Dans un Liban dévoré par une frénésie immobilière chaotique qui, trop souvent, ronge l’âme des villages pour les transformer en minivilles rapidement bondées, Qobeyat, dans les hauteurs du Akkar, fait figure d’exception.

Si ce village est dans le top trois, au Liban, en termes de superficie, ce sont les grands espaces aérés qui dominent encore. Des bâtisses de trois étages au maximum parsèment la localité, qui compte aussi de charmants quartiers où les maisons fleuries s’enchevêtrent. Parmi ceux-ci, le « quartier de l’Ouest », le plus ancien, entièrement construit dans une roche noire volcanique.
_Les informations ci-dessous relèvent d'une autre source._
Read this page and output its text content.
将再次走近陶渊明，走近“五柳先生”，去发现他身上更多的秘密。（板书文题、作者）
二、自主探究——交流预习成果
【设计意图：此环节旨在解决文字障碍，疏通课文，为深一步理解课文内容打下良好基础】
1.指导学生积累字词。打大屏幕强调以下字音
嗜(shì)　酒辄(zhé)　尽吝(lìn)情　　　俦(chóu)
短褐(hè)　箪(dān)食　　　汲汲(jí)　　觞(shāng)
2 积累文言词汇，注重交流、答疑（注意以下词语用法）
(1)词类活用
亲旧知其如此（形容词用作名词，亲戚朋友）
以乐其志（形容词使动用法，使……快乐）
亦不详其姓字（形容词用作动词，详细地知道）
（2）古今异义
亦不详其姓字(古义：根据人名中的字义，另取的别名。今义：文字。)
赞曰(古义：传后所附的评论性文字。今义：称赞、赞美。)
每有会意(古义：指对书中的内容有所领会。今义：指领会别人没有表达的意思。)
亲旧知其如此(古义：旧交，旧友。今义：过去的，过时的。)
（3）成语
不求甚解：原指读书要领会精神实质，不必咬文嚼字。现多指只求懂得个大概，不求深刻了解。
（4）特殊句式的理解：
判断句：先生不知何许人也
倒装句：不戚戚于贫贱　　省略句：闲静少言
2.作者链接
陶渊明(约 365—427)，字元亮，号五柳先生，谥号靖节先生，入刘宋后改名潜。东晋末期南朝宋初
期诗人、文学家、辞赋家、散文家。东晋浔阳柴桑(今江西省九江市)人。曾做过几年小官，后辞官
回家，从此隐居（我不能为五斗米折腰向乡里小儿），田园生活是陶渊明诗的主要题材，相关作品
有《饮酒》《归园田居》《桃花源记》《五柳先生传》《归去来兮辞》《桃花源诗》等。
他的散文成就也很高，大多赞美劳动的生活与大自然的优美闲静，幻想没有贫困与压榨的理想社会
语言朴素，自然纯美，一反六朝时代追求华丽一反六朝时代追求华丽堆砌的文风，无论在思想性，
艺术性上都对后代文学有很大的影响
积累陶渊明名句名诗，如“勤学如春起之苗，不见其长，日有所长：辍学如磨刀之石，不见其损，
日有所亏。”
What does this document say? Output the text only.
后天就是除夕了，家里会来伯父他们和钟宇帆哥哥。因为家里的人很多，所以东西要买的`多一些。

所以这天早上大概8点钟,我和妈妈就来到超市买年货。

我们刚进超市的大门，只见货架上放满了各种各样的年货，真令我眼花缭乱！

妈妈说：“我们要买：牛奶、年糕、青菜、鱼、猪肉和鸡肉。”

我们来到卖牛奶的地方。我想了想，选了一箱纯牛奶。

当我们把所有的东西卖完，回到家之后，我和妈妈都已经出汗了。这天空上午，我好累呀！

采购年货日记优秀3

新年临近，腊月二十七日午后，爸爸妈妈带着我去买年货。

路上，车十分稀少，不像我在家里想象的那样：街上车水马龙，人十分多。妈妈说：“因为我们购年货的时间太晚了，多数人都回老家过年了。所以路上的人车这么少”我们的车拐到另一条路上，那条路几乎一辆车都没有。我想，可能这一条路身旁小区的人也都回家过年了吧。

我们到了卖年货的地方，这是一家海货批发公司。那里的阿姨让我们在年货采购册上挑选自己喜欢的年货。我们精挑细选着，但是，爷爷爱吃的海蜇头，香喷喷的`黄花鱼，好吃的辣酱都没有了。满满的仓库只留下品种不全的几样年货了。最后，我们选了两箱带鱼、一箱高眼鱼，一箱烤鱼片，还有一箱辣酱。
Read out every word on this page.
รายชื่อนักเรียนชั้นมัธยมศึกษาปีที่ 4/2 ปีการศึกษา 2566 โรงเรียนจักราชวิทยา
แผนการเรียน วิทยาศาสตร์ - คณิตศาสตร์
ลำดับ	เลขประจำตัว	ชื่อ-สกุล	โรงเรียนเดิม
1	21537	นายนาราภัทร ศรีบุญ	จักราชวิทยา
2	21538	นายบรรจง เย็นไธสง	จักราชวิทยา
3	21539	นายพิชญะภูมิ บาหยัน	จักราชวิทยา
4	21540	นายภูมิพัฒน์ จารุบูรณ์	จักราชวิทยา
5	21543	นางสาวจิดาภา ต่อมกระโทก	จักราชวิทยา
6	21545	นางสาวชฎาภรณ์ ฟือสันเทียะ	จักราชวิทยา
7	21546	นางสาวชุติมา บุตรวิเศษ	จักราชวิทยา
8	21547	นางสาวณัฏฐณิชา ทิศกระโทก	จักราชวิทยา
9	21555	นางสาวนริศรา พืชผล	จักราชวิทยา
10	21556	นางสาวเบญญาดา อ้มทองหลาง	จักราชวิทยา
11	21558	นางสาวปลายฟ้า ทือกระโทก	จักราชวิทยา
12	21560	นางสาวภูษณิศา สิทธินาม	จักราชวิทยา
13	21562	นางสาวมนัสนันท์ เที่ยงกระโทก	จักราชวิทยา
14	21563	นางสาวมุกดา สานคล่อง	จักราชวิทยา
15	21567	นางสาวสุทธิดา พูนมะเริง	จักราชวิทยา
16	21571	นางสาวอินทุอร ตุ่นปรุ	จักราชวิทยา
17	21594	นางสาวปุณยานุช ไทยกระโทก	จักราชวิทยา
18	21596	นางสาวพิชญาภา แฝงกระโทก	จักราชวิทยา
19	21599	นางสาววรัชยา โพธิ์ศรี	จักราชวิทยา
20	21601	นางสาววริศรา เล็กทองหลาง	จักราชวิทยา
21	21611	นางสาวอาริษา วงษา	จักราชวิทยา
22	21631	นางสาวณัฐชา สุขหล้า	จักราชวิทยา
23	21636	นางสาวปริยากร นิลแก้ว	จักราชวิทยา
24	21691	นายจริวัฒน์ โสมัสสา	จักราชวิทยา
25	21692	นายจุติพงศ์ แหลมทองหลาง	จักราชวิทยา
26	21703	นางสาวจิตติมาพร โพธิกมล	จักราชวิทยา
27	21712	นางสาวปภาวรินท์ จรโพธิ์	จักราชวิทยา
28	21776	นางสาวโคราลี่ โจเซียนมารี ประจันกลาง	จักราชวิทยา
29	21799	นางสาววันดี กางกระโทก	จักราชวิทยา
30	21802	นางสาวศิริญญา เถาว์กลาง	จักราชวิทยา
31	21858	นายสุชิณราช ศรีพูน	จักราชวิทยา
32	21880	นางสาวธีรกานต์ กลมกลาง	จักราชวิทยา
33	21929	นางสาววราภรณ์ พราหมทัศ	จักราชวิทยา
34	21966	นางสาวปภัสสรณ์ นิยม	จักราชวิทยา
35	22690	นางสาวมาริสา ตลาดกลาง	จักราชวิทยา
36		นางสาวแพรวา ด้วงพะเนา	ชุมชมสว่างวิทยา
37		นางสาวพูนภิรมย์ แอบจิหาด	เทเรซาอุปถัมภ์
Tout le village est vert mais, au-delà des zones résidentielles, c’est une nature pratiquement vierge, faite de forêts méditerranéennes s’étirant à perte de vue, qui s’offre au visiteur. Aux alentours, des routes de montagne sinueuses grignotées par la nature mènent à de charmantes pinèdes et, plus en altitude, à une splendide réserve de cèdres, de sapins de Cilicie, de genévriers… De quoi se sentir dépaysé dans son propre pays et reconnecté avec soi.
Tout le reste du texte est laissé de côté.